In particular, pressures from losses from Medicare, a hospital’s largest payer, have accelerated as baby boomers transition from private insurance to Medicare. Failure to understand and budget for all these revenue impacts and failure to actively manage complex payer contractual relationships is an open invitation to further unpleasant surprises.

What should health system executives and Boards take away from these experiences?

1) Health system leaders must actively manage the revenue side of their business. They must treat their contracts with private insurers, Medicare Advantage, Medicaid managed care plans, and the major government payers like Medicare itself, as a portfolio of relationships, and actively manage that portfolio from month-to-month. Merely to forecast revenues from this profusion of contracts 18 months to two years ahead of time and budget on that basis is dangerous,an open invitation to further surprises.

2) This must lead to real-time management of expenses.
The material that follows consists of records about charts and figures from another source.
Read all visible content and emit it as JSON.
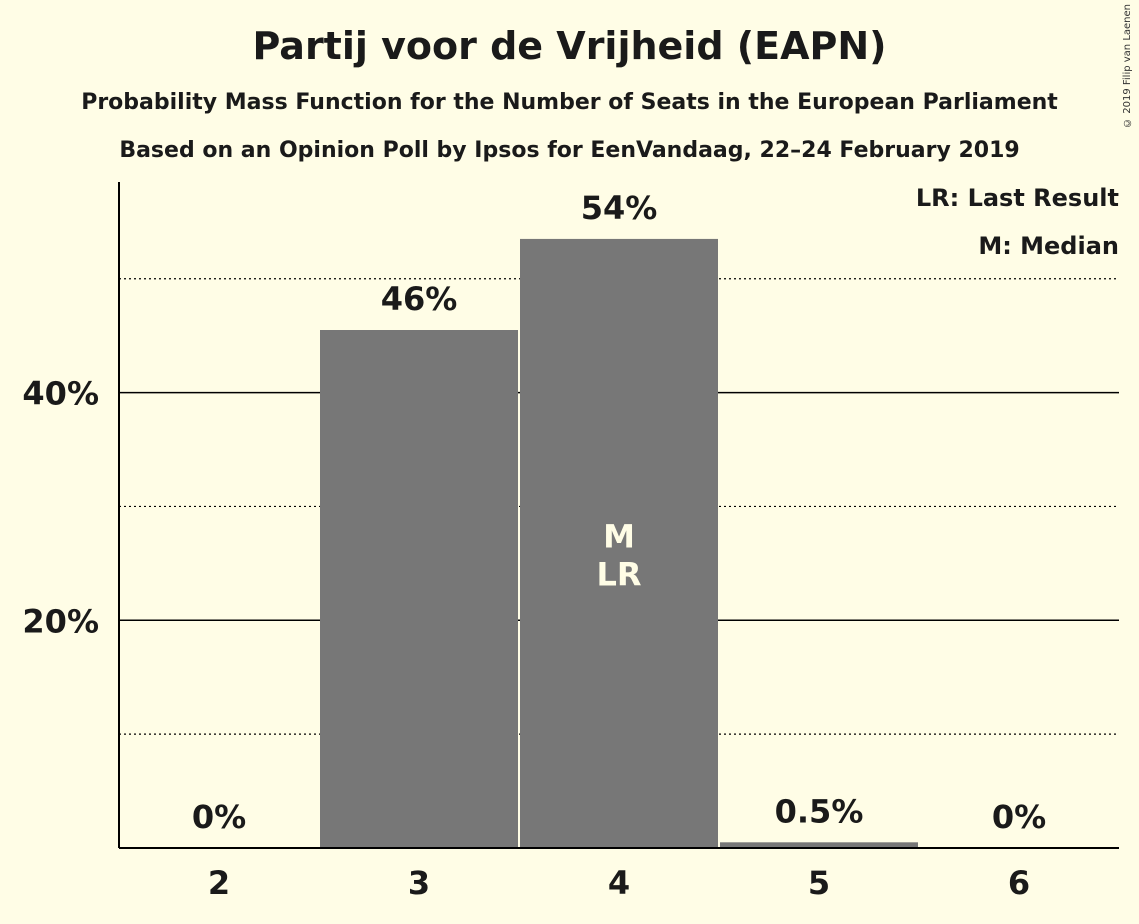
{
  "chart_data": {
    "type": "bar",
    "title": "Partij voor de Vrijheid (EAPN)",
    "subtitle": "Probability Mass Function for the Number of Seats in the European Parliament",
    "subtitle2": "Based on an Opinion Poll by Ipsos for EenVandaag, 22–24 February 2019",
    "copyright": "© 2019 Filip van Laenen",
    "categories": [
      "2",
      "3",
      "4",
      "5",
      "6"
    ],
    "values": [
      0,
      45.5,
      53.5,
      0.5,
      0
    ],
    "value_labels": [
      "0%",
      "46%",
      "54%",
      "0.5%",
      "0%"
    ],
    "ylim": [
      0,
      58.5
    ],
    "yticks": [
      {
        "value": 20,
        "label": "20%"
      },
      {
        "value": 40,
        "label": "40%"
      }
    ],
    "minor_gridlines": [
      10,
      30,
      50
    ],
    "bar_color": "#777777",
    "background": "#fffde6",
    "markers": [
      {
        "category": "4",
        "lines": [
          "M",
          "LR"
        ]
      }
    ],
    "legend": [
      "LR: Last Result",
      "M: Median"
    ],
    "legend_position": "top-right"
  }
}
Health system leaders need to be prepared to make mid-year expense reductions if negative trends materialize from this active monitoring process. Waiting until the middle of the budget year is too late because expense reductions have a lagged effect, and do not generate actual cash savings quickly enough to avoid losses.

3) The revenue portfolio must be “rebalanced” based upon actual yield. Some value-based contracts and payment policy terms are so one-sided in the favor of insurers that they pose an active threat to the system and should be terminated, or else dramatically renegotiated. Systems often do not need to wait for two or three years until contracts expire to do this. Equally essential is tracking detailed monthly data by clinical service showing revenues, costs, denials and write-offs to enable clinicians to take corrective actions in how they actually manage patient care.
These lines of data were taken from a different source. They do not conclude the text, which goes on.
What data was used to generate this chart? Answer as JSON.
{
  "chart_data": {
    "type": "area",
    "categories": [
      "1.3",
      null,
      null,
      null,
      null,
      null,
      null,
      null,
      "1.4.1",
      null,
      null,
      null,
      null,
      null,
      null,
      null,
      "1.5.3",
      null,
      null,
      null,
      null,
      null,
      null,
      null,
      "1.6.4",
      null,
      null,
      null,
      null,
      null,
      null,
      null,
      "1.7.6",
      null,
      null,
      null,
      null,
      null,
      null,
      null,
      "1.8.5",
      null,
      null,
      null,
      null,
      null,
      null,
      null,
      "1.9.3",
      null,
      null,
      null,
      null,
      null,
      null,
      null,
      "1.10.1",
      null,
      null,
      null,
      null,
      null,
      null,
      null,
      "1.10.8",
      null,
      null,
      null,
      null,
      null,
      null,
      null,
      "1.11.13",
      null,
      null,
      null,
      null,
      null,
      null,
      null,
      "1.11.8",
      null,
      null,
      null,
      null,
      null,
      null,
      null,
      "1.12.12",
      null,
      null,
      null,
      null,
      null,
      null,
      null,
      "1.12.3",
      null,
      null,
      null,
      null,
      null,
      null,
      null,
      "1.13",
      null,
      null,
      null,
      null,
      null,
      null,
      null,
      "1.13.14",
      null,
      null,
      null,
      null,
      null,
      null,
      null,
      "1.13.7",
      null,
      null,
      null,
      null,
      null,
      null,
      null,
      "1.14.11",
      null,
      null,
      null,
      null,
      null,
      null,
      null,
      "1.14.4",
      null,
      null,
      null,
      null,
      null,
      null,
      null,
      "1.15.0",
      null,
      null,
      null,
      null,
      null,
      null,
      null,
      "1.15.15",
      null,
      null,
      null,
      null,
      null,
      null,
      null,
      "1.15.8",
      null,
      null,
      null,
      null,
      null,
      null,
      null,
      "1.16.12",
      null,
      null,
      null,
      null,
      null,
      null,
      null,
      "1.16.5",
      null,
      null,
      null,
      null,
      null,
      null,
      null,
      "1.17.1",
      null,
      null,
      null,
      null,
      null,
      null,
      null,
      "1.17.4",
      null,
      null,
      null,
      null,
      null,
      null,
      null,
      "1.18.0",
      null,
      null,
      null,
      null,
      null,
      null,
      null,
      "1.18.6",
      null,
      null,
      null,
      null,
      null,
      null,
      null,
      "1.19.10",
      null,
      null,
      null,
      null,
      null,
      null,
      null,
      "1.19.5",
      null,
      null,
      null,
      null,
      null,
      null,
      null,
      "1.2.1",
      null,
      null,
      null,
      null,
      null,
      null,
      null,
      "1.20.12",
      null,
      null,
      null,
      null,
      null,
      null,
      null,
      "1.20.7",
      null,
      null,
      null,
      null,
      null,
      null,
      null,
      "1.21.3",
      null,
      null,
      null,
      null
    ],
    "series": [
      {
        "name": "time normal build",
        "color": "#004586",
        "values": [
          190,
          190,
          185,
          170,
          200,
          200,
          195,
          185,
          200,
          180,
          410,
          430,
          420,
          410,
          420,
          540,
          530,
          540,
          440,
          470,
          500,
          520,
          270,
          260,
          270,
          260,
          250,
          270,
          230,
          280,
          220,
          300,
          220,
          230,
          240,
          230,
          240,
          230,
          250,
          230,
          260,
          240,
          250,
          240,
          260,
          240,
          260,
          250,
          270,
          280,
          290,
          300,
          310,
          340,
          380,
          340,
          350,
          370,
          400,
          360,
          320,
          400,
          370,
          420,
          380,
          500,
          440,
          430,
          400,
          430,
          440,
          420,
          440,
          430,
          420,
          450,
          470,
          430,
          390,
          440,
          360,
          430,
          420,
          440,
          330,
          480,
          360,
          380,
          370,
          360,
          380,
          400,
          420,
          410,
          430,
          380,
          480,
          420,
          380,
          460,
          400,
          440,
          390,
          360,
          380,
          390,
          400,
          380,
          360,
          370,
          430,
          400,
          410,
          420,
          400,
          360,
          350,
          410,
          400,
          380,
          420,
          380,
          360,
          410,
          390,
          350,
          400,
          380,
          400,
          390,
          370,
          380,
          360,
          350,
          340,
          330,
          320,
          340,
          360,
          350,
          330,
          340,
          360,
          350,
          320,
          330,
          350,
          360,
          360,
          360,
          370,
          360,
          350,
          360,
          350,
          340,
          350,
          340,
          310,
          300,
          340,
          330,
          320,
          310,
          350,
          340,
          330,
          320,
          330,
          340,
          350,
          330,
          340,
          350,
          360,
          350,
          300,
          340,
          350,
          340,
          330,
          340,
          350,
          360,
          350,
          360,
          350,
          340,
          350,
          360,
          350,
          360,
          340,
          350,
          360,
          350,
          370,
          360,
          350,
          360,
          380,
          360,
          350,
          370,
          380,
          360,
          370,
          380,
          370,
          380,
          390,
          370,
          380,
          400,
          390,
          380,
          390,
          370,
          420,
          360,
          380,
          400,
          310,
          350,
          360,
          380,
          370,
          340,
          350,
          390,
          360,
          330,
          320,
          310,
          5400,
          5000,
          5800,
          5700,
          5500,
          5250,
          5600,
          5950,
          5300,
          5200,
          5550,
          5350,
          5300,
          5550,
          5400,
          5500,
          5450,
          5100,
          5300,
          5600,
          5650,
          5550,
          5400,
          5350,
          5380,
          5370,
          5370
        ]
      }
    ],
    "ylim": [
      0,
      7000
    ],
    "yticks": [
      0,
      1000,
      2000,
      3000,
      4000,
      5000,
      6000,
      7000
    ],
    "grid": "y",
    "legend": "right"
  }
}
4) Active engagement with physicians is essential. Physicians need to understand and buy in to changes in practice that reduce cost and, therefore, losses. They also need to document what they do properly and in a timely fashion. Eliminating care variation that does not improve quality or that adds needless expenses (e.g., for duplicative or inappropriate lab or imaging studies), cannot be done without active physician collaboration. In some cases, physicians might have to shift the site of care (e.g., from inpatient to outpatient) or help consolidate overlapping or duplicative programs that produce substandard results. This is what we meant in our 2019 Harvard Business Journal piece about having affirmative control over the delivered cost of care.

The 2015-2017 health systems earnings debacle should have been a wake-up call to health system management. The proliferation of value-based contracts and the growth of Medicare Advantage and other non-traditional revenue streams requires health system leaders to rethink how they manage their business. The era of managing based on passive annual revenue estimates is over. There is too much fluidity in revenue flows to rely on two-year-old revenue forecasts..
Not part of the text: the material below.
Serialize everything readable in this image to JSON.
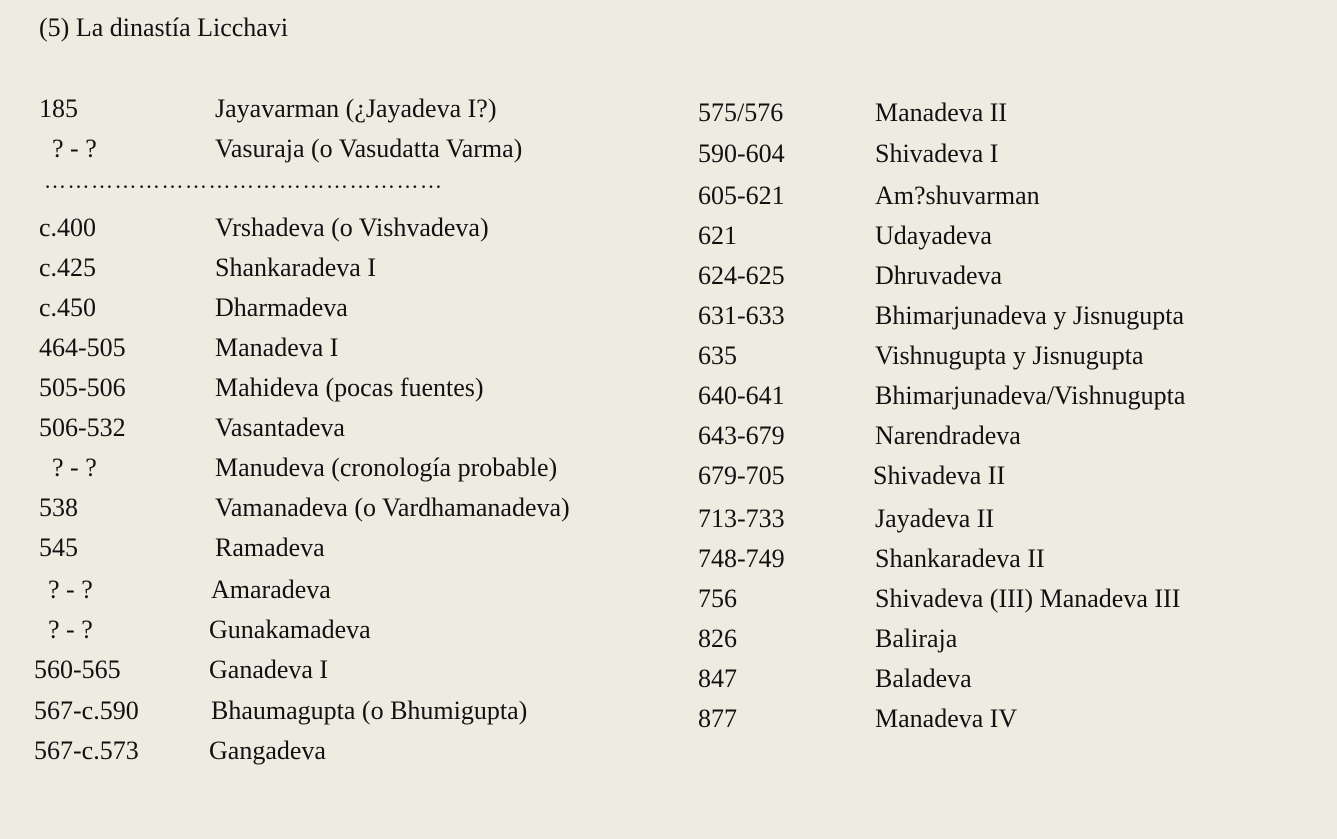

There is no alternative for responsible health system executive teams to actively managing their revenue portfolios and to rebalancing the revenues that flow from that portfolio to actual expenses. This active management is the key to assuring profitable operations in an era of heightened enterprise risk.

Payers have doubled down on micromanagement of their network contracts with hospital systems to maximize their profits. It is time for health systems to step up to the challenge with their own robust portfolio approach to respond aggressively to this challenge.